Markup calculator
Enter your cost and markup percentage to see the selling price, profit and gross margin instantly.
How markup is calculated
Markup is the amount you add on top of your cost to reach a selling price, written as a percentage of the cost. The formula is selling price = cost × (1 + markup ÷ 100), and your profit is simply the selling price minus the cost. Gross margin then expresses that profit as a percentage of the selling price — a useful figure because it tells you how much of each dollar of revenue you keep. Markup and margin are easy to confuse: a 50% markup is the same as a 33.3% margin, because the profit ($50 on a $100 cost) is one-third of the $150 price.

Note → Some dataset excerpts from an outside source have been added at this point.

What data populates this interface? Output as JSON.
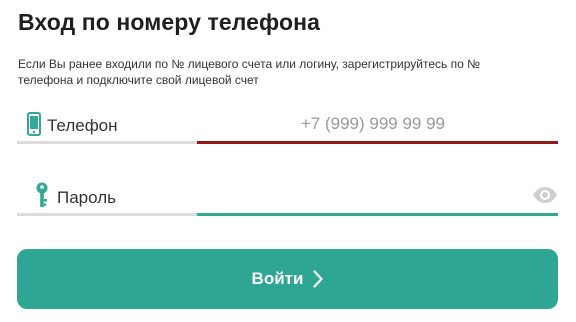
{
  "form": {
    "title": "Вход по номеру телефона",
    "hint": "Если Вы ранее входили по № лицевого счета или логину, зарегистрируйтесь по № телефона и подключите свой лицевой счет"
  },
  "phone": {
    "label": "Телефон",
    "placeholder": "+7 (999) 999 99 99",
    "value": "",
    "icon": "phone-icon",
    "icon_color": "#33a896",
    "underline_color": "#8e1a1a"
  },
  "password": {
    "label": "Пароль",
    "value": "",
    "icon": "key-icon",
    "icon_color": "#33a896",
    "toggle_icon": "eye-icon",
    "underline_color": "#33a896"
  },
  "submit": {
    "label": "Войти",
    "icon": "chevron-right-icon",
    "color": "#2fa593"
  }
}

Once you've set your price, work out the sales tax to add for your state, and if you're self-employed, estimate what to set aside with the 1099 tax calculator.
Frequently asked questions
What is markup?
Markup is how much you add to the cost of a product or service to set its price, expressed as a percentage of the cost. A $100 item with a 50% markup sells for $150.
What's the difference between markup and margin?
Markup is profit as a percentage of cost; margin is profit as a percentage of the selling price. A 50% markup equals a 33.3% margin.
How do I calculate selling price from markup?
Selling price = cost × (1 + markup ÷ 100). For a $100 cost at 40% markup, the price is $100 × 1.40 = $140.